McLemore was unable to communicate his need to use the bathroom to the nearby jail guards because of his mental state, the complaint notes. Because of this, he’d urinate and defecate on the cell floor, according to the complaint.

At one point, guards strapped McLemore in a restraint device as another prisoner cleaned his cell, the complaint says.

He was left in this device for more than four and a half hours, which went against jail policy and violated his constitutional rights, the complaint says.

This photo shows McLemore restrained in jail.
This photo shows McLemore restrained in jail.

“Over time, the lack of food and water, extreme sleep deprivation, lack of human contact, denial of time outside of his cell, and the other grossly inhumane conditions of his confinement — combined with a lack of any care or treatment whatsoever — took an inevitable and serious toll on Josh’s physical health,” the complaint says.

He weighed 153 pounds on his last day in the jail, down from 197.8 when he entered, on Aug. 8, 2021, according to the complaint.

Photos included in the complaint from July 20, 2021, and Aug. 8, 2021, show his emaciated appearance on his last day, starkly different from his first.

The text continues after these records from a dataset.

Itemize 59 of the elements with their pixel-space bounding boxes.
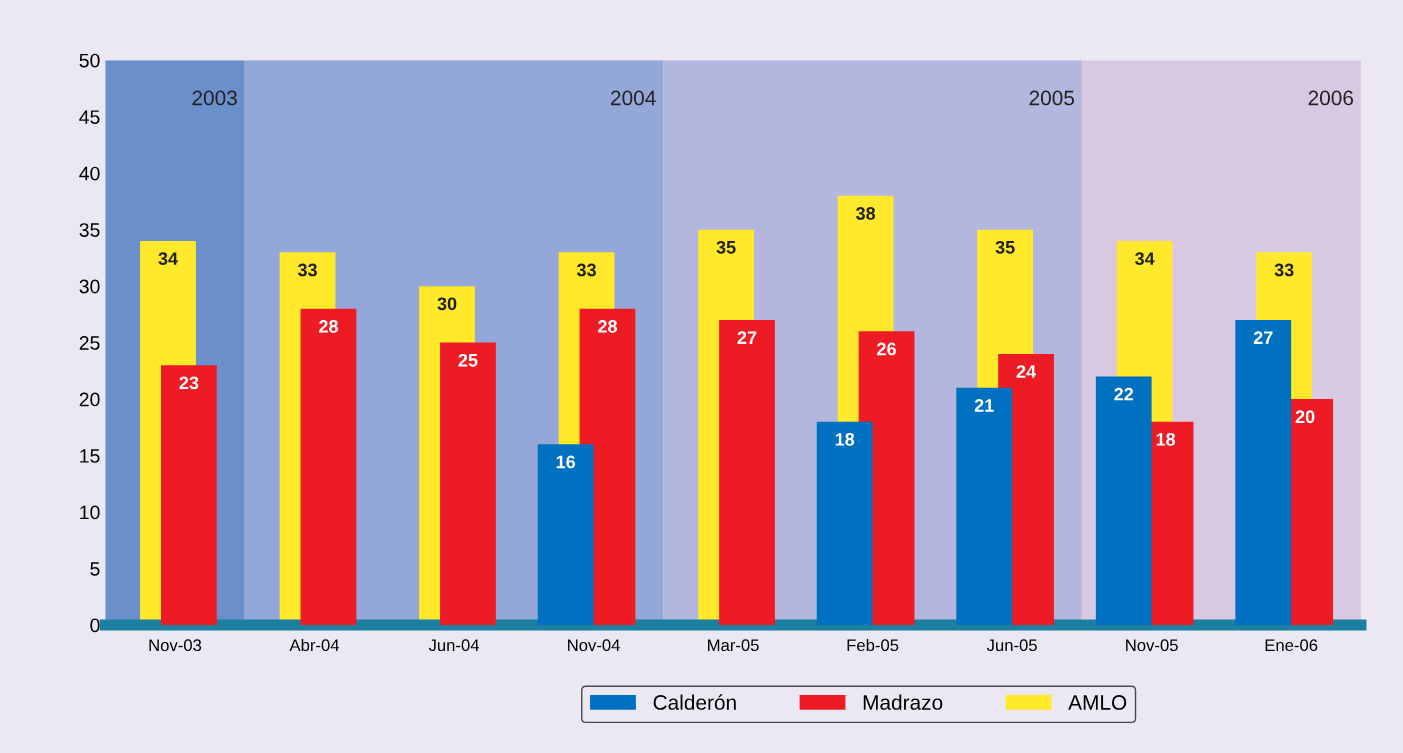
bar — [956, 387, 1013, 625]
y-tick-label: 35 — [79, 223, 100, 237]
data-label: 33 — [297, 263, 317, 277]
data-label: 33 — [576, 263, 596, 277]
y-tick-label: 5 — [90, 562, 100, 576]
band-label: 2003 — [192, 90, 237, 106]
bar — [161, 365, 217, 625]
data-label: 20 — [1295, 410, 1315, 424]
band-label: 2006 — [1308, 90, 1354, 106]
bar — [537, 444, 594, 625]
data-label: 26 — [877, 342, 896, 356]
legend-label: Madrazo — [863, 694, 943, 710]
legend-label: Calderón — [653, 694, 736, 710]
data-label: 30 — [437, 297, 457, 311]
data-label: 27 — [1253, 331, 1273, 344]
legend-label: AMLO — [1068, 695, 1127, 710]
data-label: 18 — [835, 432, 855, 446]
bar — [1095, 376, 1152, 625]
bar — [300, 308, 357, 625]
data-label: 25 — [458, 353, 478, 367]
y-tick-label: 45 — [79, 110, 100, 124]
data-label: 34 — [1135, 252, 1155, 266]
data-label: 34 — [158, 252, 178, 266]
y-tick-label: 25 — [79, 336, 100, 350]
x-tick-label: Nov-05 — [1126, 639, 1178, 652]
data-label: 28 — [598, 319, 617, 333]
bar — [816, 421, 873, 625]
x-tick-label: Jun-04 — [428, 639, 480, 652]
x-tick-label: Mar-05 — [708, 639, 759, 652]
data-label: 23 — [179, 376, 199, 390]
data-label: 24 — [1016, 365, 1037, 378]
x-tick-label: Nov-03 — [149, 639, 202, 652]
data-label: 21 — [974, 399, 994, 412]
data-label: 22 — [1114, 387, 1134, 401]
y-tick-label: 50 — [79, 53, 100, 68]
x-tick-label: Ene-06 — [1265, 639, 1318, 652]
data-label: 27 — [737, 331, 757, 344]
y-tick-label: 10 — [80, 505, 100, 520]
data-label: 16 — [556, 455, 576, 469]
x-tick-label: Nov-04 — [568, 639, 620, 652]
band-label: 2005 — [1029, 90, 1075, 106]
y-tick-label: 20 — [79, 392, 100, 407]
y-tick-label: 40 — [79, 166, 100, 181]
bar — [1235, 320, 1292, 625]
data-label: 28 — [319, 319, 338, 333]
band-label: 2004 — [611, 90, 656, 106]
bar — [440, 342, 496, 625]
y-tick-label: 0 — [90, 618, 100, 633]
y-tick-label: 15 — [80, 449, 100, 463]
data-label: 33 — [1274, 263, 1294, 277]
data-label: 38 — [855, 207, 876, 220]
x-tick-label: Feb-05 — [847, 638, 899, 652]
data-label: 35 — [716, 240, 736, 254]
y-tick-label: 30 — [79, 279, 100, 294]
x-tick-label: Abr-04 — [289, 638, 340, 652]
data-label: 18 — [1156, 432, 1176, 446]
data-label: 35 — [995, 240, 1015, 254]
x-tick-label: Jun-05 — [986, 639, 1037, 652]
bar — [719, 320, 775, 625]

McLemore is taken to a hospital

Around 6 p.m. on McLemore’s final day, he was taken to Schneck Medical Center in an ambulance, the complaint says.

He was so ill from his time at the county jail that he needed to be airlifted to Mercy Health — West Hospital in Cincinnati, Ohio, where he arrived at 12:15 a.m. on Aug. 9, 2021, according to the complaint.

By the morning of Aug. 10, he was comatose and on life support, the complaint says.

His mother arrived from Mississippi that afternoon and made the “excruciating” choice in consultation with doctors to take him off life support, according to the complaint.

His cause of death was listed as “multiple organ failure due to refusal to eat or drink” and an “altered mental status” caused by untreated schizophrenia, according to an autopsy report by the Hamilton County Coroner in Ohio.

Methamphetamine withdrawal was also listed in the report as a factor related to his death.

“Josh’s death wasn’t the result of a simple error in judgment,” Balson said in his statement and added that “the jail had no mental health staff.”

He said systemic problems are to blame, “problems the County was aware of and failed to fix.”

Ladner’s lawsuit demands a trial by jury. She was appointed as the administrator of McLemore’s estate after his mother’s death, Balson said.

She seeks compensatory damages over her nephew’s pain and suffering and more.